Konak'tan Bostanlı'ya en temiz ulaşım vapur. İşimi halledip vapura yöneliyorum. O da ne? Bostanlı ve Karşıyaka birleştirilmiş. Vapura binmeyi bekleyen yüzlerce kişi var. Vapur katamaran. Yani penceresiz, kapısız. Alt kat sıfır oksijen. Üst kat aynı şekilde. Kendimizi dışarı atıyoruz. Katamaranın üst katında on kişinin ancak durabileceği ufak bir açık alan var. Orada yüz kişiyiz. Bu bir rezalet değil de nedir? Konforsuzluğu geçiyorum, hani corona önleminize ne oldu? Havasız, yüzlerce kişinin bir arada seyahat ettiği bir vapurda önlem mi alıyorsunuz siz?

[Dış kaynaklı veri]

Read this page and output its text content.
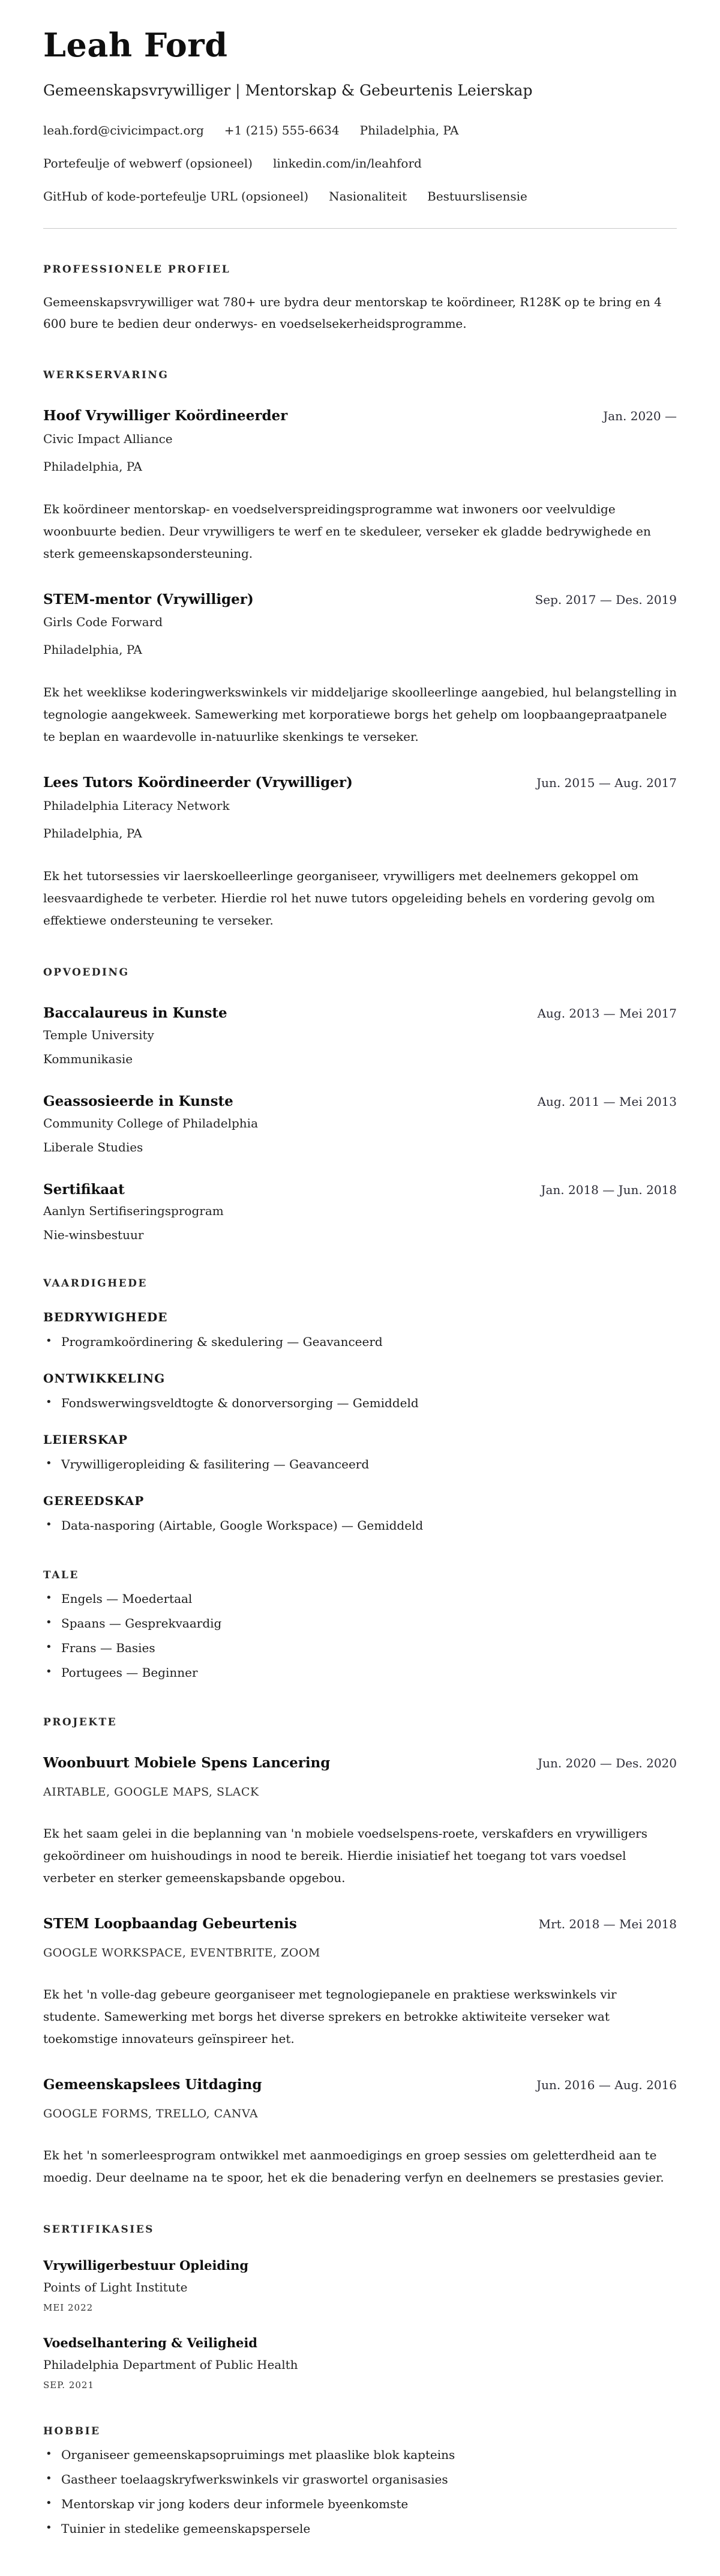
Leah Ford

Gemeenskapsvrywilliger | Mentorskap & Gebeurtenis Leierskap

leah.ford@civicimpact.org +1 (215) 555-6634 Philadelphia, PA
Portefeulje of webwerf (opsioneel) linkedin.com/in/leahford
GitHub of kode-portefeulje URL (opsioneel) Nasionaliteit Bestuurslisensie
PROFESSIONELE PROFIEL

Gemeenskapsvrywilliger wat 780+ ure bydra deur mentorskap te koördineer, R128K op te bring en 4 600 bure te bedien deur onderwys- en voedselsekerheidsprogramme.

WERKSERVARING
Hoof Vrywilliger Koördineerder	Jan. 2020 —

Civic Impact Alliance

Philadelphia, PA

Ek koördineer mentorskap- en voedselverspreidingsprogramme wat inwoners oor veelvuldige woonbuurte bedien. Deur vrywilligers te werf en te skeduleer, verseker ek gladde bedrywighede en sterk gemeenskapsondersteuning.

STEM-mentor (Vrywilliger)	Sep. 2017 — Des. 2019

Girls Code Forward

Philadelphia, PA

Ek het weeklikse koderingwerkswinkels vir middeljarige skoolleerlinge aangebied, hul belangstelling in tegnologie aangekweek. Samewerking met korporatiewe borgs het gehelp om loopbaangepraatpanele te beplan en waardevolle in-natuurlike skenkings te verseker.

Lees Tutors Koördineerder (Vrywilliger)	Jun. 2015 — Aug. 2017

Philadelphia Literacy Network

Philadelphia, PA

Ek het tutorsessies vir laerskoelleerlinge georganiseer, vrywilligers met deelnemers gekoppel om leesvaardighede te verbeter. Hierdie rol het nuwe tutors opgeleiding behels en vordering gevolg om effektiewe ondersteuning te verseker.

OPVOEDING
Baccalaureus in Kunste	Aug. 2013 — Mei 2017

Temple University

Kommunikasie

Geassosieerde in Kunste	Aug. 2011 — Mei 2013

Community College of Philadelphia

Liberale Studies

Sertifikaat	Jan. 2018 — Jun. 2018

Aanlyn Sertifiseringsprogram

Nie-winsbestuur

VAARDIGHEDE
BEDRYWIGHEDE
• Programkoördinering & skedulering — Geavanceerd
ONTWIKKELING
• Fondswerwingsveldtogte & donorversorging — Gemiddeld
LEIERSKAP
• Vrywilligeropleiding & fasilitering — Geavanceerd
GEREEDSKAP
• Data-nasporing (Airtable, Google Workspace) — Gemiddeld
TALE
• Engels — Moedertaal
• Spaans — Gesprekvaardig
• Frans — Basies
• Portugees — Beginner
PROJEKTE
Woonbuurt Mobiele Spens Lancering	Jun. 2020 — Des. 2020

AIRTABLE, GOOGLE MAPS, SLACK

Ek het saam gelei in die beplanning van 'n mobiele voedselspens-roete, verskafders en vrywilligers gekoördineer om huishoudings in nood te bereik. Hierdie inisiatief het toegang tot vars voedsel verbeter en sterker gemeenskapsbande opgebou.

STEM Loopbaandag Gebeurtenis	Mrt. 2018 — Mei 2018

GOOGLE WORKSPACE, EVENTBRITE, ZOOM

Ek het 'n volle-dag gebeure georganiseer met tegnologiepanele en praktiese werkswinkels vir studente. Samewerking met borgs het diverse sprekers en betrokke aktiwiteite verseker wat toekomstige innovateurs geïnspireer het.

Gemeenskapslees Uitdaging	Jun. 2016 — Aug. 2016

GOOGLE FORMS, TRELLO, CANVA

Ek het 'n somerleesprogram ontwikkel met aanmoedigings en groep sessies om geletterdheid aan te moedig. Deur deelname na te spoor, het ek die benadering verfyn en deelnemers se prestasies gevier.

SERTIFIKASIES
Vrywilligerbestuur Opleiding

Points of Light Institute

MEI 2022

Voedselhantering & Veiligheid

Philadelphia Department of Public Health

SEP. 2021

HOBBIE
• Organiseer gemeenskapsopruimings met plaaslike blok kapteins
• Gastheer toelaagskryfwerkswinkels vir graswortel organisasies
• Mentorskap vir jong koders deur informele byeenkomste
• Tuinier in stedelike gemeenskapspersele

Burası Hindistan'da bir şehir mi İzmir mi?

Şehir çöp kokuyor. Sinekler her yerde ağzımıza burnumuza giriyor.

Siz hala bağ bahçe derdindesiniz.

Kocaman paralar harcayıp havalı işler peşindesiniz.

Oysa bizim daha cadde üstü yolumuz bile düz değil.

Kafa kırmamak için pür dikkat önümüze bakmamız gerekiyor. Havalı işlerden sıyrılıp biraz bunlara baksanız nasıl olur?

Bir zahmet yarın çıkıp dolaşın caddelerde. Yanınızda sizi uyaran asistanlarınız olmasın ama. Aman başkanım dikkatli olun diyen ekipleriniz olmasın. Normal vatandaş gibi yürüyün bakalım. Kaldırımlar nasıl bir bakın.

Kafanızı kırmadan evinize dönebiliyorsanız sorun sizde değil bizdedir muhakkak...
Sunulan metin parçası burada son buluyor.